All-terrain vehicles (ATVs) and utility work vehicles (UTVs) are both great off-road vehicles for getting around outdoors and having fun. But what is the difference between them? ATVs are usually designed for a single driver to go off-road, while UTVs are larger and can carry heavier loads, as well as additional passengers. The term ATV was originally coined to refer to amphibious all-terrain vehicles that did not travel on horseback, usually with six wheels. In 1973, Honda registered the term All Terrain Cycle (ATC), applying the nickname to all three-wheeled vehicles manufactured by Honda and creating the universal name that is now associated with all vehicles of this type.
With the introduction of straddled all-terrain vehicles, the term AATV was introduced to define the original category of amphibious all-terrain vehicles.

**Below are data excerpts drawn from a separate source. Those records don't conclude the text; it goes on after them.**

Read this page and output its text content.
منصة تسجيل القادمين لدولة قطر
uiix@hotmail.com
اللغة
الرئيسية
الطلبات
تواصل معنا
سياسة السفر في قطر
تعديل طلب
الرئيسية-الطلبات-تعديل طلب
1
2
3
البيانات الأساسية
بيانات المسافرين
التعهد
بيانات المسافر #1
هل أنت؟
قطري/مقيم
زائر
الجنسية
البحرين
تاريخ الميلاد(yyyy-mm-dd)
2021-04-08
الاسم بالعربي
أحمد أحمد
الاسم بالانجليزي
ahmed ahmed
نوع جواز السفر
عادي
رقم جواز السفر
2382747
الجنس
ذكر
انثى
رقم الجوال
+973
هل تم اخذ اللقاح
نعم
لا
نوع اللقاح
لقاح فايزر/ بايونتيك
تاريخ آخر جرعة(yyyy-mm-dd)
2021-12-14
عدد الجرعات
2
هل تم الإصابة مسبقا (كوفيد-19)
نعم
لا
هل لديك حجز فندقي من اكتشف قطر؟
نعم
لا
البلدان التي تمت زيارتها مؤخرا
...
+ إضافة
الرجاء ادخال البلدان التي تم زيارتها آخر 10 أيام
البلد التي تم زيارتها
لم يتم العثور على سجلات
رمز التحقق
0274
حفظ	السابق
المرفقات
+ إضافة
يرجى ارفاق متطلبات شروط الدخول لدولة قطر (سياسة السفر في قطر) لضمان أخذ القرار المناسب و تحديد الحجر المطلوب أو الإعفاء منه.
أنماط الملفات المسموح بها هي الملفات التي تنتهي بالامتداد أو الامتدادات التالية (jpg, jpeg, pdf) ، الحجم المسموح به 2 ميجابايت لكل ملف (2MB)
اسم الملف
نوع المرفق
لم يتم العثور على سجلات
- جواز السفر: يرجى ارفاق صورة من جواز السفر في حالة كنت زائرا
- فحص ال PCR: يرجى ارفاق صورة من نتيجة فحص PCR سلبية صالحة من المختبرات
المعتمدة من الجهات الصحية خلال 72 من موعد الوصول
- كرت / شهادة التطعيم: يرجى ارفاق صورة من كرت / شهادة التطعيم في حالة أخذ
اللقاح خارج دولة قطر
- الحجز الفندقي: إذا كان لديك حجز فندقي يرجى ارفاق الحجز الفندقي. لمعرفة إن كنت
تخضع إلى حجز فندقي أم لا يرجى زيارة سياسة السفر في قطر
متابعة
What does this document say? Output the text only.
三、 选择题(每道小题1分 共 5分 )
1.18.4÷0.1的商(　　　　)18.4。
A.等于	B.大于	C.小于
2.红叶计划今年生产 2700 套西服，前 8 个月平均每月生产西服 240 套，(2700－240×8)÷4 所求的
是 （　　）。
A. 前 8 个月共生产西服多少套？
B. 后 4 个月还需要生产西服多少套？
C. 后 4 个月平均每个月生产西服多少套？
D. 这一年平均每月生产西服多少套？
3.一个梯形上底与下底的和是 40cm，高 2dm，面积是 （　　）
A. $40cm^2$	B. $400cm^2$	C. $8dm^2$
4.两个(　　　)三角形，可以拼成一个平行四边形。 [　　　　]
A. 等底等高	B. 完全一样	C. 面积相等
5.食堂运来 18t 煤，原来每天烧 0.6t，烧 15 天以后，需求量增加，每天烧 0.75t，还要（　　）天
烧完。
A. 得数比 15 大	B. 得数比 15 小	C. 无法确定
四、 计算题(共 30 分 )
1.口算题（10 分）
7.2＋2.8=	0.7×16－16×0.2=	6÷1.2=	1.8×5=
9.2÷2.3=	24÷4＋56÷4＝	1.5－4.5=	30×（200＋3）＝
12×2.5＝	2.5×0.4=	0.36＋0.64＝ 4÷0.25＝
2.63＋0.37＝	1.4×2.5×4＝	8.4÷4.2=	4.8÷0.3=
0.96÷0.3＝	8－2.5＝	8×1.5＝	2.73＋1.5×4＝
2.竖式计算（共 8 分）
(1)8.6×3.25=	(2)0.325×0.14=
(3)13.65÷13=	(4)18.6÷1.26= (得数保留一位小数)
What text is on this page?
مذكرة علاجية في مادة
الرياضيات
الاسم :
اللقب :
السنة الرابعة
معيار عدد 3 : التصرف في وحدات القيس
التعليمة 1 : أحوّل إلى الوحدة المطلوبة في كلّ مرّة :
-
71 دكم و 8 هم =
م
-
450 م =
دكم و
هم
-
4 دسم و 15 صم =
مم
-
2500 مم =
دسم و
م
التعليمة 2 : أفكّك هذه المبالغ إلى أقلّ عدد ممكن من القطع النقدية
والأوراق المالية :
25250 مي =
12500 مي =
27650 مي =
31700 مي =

The deep treads of some all-terrain vehicle tires are effective for navigating rocky, muddy and root-covered terrain, but these treads can also dig channels that can drain peat bogs, increase sedimentation in streams at junctions, and damage snowmobile trails. Adventure Vehicles manufactured 3-wheeled all-terrain vehicles and a 3-wheeled utility vehicle with a tilting body using Kohler 8 hp engines and Comet transmission systems (centrifugal clutch with belt drive) and a Comet forward, neutral and reverse transmission. UTVs are often modified to perform a certain job, so adequate comprehensive insurance that covers damage to the vehicle and its modifications can be a valuable tool for quickly getting a UTV back into proper operation.
To be successful in fast trail driving, an ATV must have light weight, high power, good suspension and a low center of gravity. Some have “roll bars” which form a cage-like structure around the operator to provide protection if the vehicle rolls. Safety has been a major problem in off-road vehicles due to the high number of deaths and injuries associated with them and the lack of protection offered by the machine. In 2004, 767 people died in incidents involving all-terrain vehicles.
Since occupant restraint systems (seat belts) are considered standard and the option of adding a windshield and roll bars, UTVs generally have more safety features than all-terrain vehicles. Most of the production takes place in Taiwan, according to European standards; all-terrain vehicles are finally assembled in the Netherlands. Whether you prefer to drive alone off-road with fast turns or if you need a utility vehicle for specialized work, both ATVs and UTVs are great off-road vehicles for getting around outdoors and having fun.